I suspect that what we see in The Tribe - a sequestered, young population turning away from their supposed reason for being there but instead wreaking mayhem - happens at a lot of boarding schools, but seeing it happen at a Ukrainian school for the Deaf makes it hit a bit harder. Although no explanations are given, it's not hard to figure out what's going on in these kids' heads: The hearing world finds them a nuisance worthy of only grudging concessions, and this is the first time they they've been able to band together to do what they want, and with that anger it comes out as violence, crime, and sex. There is one classroom scene early on, but after that, academics seem irrelevant - the only time we see the kids doing anything resembling study later, the purpose is immediately undercut.

It's a harrowing ride, with traditional bullying at the start, lawlessness in the middle (which filmmaker Miroslav Slaboshpitsky often uses as a perverse way to show students coming together), and horrors the audience might wish to unsee at the end. It's a bleak movie that often elicits cringes, but to his credit, Slaboshpitsky never seems to just be engaging in exploitation; everything moves the story of new student Sergey (Grigoriy Fesenko) forward in some way, from the opening scenes where he has difficulty finding the school, to his crush on classmate Anya (Yana Novikova) - who along with roommate Svetka (Rosa Babiy) turns tricks to try and afford the papers to emigrate to Italy - to the ugly place that leads. Slaboshpitsky shows the audience much more than it wants to see at times, but it seldom feels like too much.

Full review on EFC

Tokyo Tribe

* * * ¾ (out of four)
Seen 21 September 2014 in Alamo Drafthouse South Lamar #4 (Fantastic Fest, DCP)

Sion Sono has never really been the quiet, contemplative sort of art-house director, but his last few films seem to have been brimming with the sort of constant action that would make genre filmmakers jealous, with Tokyo Tribe an almost non-stop barrage of over-the-top insanity once the fighting starts. The surprising thing is that an audience can be somewhat forgiven for not registering that fact, since the veneer on top of it - a busy manga adaptation told as a hip-hop musical - is crazy enough in its way that it may be what the audience remembers.

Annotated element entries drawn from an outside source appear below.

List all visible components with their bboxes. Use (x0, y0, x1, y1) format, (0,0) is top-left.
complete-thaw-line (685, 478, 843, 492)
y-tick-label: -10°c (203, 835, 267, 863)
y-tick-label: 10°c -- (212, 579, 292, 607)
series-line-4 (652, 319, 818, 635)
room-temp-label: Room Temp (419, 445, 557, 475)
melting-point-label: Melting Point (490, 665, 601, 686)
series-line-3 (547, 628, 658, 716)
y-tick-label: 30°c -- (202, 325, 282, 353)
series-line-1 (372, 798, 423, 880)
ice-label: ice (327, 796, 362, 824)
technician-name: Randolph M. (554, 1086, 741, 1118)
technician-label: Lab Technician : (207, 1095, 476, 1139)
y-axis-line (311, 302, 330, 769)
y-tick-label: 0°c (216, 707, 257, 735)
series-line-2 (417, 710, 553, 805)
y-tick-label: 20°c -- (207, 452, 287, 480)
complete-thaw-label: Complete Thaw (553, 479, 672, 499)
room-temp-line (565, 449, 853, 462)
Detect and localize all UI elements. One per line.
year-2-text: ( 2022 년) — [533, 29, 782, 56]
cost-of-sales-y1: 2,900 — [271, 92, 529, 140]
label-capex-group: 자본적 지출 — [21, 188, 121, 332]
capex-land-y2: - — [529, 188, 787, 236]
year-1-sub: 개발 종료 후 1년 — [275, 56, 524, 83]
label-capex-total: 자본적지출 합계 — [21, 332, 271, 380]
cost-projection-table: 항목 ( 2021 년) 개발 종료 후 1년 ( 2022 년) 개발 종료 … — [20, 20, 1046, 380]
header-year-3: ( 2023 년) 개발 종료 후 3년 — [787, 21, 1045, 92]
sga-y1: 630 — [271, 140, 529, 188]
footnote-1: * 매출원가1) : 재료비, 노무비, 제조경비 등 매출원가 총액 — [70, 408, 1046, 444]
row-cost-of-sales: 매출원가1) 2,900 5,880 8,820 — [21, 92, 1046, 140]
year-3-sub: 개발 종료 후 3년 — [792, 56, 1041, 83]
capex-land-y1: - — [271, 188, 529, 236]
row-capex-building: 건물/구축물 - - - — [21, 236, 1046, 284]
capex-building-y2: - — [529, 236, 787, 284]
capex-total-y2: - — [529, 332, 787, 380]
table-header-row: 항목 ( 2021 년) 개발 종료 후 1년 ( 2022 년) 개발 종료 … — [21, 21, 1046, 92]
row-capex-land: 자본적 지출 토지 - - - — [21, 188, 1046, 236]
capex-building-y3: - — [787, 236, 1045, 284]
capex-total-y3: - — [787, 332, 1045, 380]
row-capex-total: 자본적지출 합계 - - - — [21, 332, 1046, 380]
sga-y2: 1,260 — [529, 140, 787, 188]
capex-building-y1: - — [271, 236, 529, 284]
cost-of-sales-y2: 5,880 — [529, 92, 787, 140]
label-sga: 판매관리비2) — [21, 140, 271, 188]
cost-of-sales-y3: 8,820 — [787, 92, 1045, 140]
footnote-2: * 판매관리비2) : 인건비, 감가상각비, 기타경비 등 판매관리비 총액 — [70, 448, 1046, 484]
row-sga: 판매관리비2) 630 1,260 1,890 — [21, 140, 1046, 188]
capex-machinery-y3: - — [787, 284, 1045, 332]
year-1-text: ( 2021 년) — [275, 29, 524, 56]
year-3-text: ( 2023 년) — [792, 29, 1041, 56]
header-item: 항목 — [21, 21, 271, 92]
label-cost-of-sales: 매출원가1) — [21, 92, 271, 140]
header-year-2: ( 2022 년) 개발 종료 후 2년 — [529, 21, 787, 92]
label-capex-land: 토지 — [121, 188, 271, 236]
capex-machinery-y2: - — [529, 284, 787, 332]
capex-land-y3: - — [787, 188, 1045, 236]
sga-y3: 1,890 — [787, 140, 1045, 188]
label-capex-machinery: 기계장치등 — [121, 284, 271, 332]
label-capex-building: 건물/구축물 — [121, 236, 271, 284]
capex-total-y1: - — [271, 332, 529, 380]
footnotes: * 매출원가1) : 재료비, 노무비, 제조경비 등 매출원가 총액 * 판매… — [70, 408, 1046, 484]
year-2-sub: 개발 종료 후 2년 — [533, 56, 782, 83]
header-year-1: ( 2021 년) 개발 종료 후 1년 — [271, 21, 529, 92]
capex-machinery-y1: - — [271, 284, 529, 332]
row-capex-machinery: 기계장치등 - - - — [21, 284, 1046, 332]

And that's not exactly unfair. That style has Tokyo Tribe moving forward at a constant fast pace, with jokes and details packed into every corner, more characters than the audience can possibly process, and moments of jaw-dropping insanity that you can almost imagine Sono giggling as he put them into the script for how silly they are (the beatboxing server in the banquet scenes may have been my favorite thing Sono has ever gone for while she was on-screen). There's garish designs, tanks, slapstick, and other over-the-top madness.

What is going on? Well, as narrator MC Show (Shota Sometani) lays it down, every neighborhood in Tokyo is run by a themed gang kept in balance largely by the central Musashino Saru, whose leader Tera (Ryuta Sato) is all about peace and love. Another gang, the Bukuro Wu-ronz, led by Bubba (Riki Takeuchi), is looking to make a move, and by attacking Mera, sets the other gangs at each other's throats, with even Tera's friend Kai (Young Dais) looking to fight despite being hugely outmatched physically by Bubba's son Mera (Ryohei Suzuki). And if that's not enough, there's a kung fu princess (Nana Seino) hiding out in one of the prefectures, and delivering her to her clan for sacrifice would give Bubba the ally he needs to claim all of Tokyo.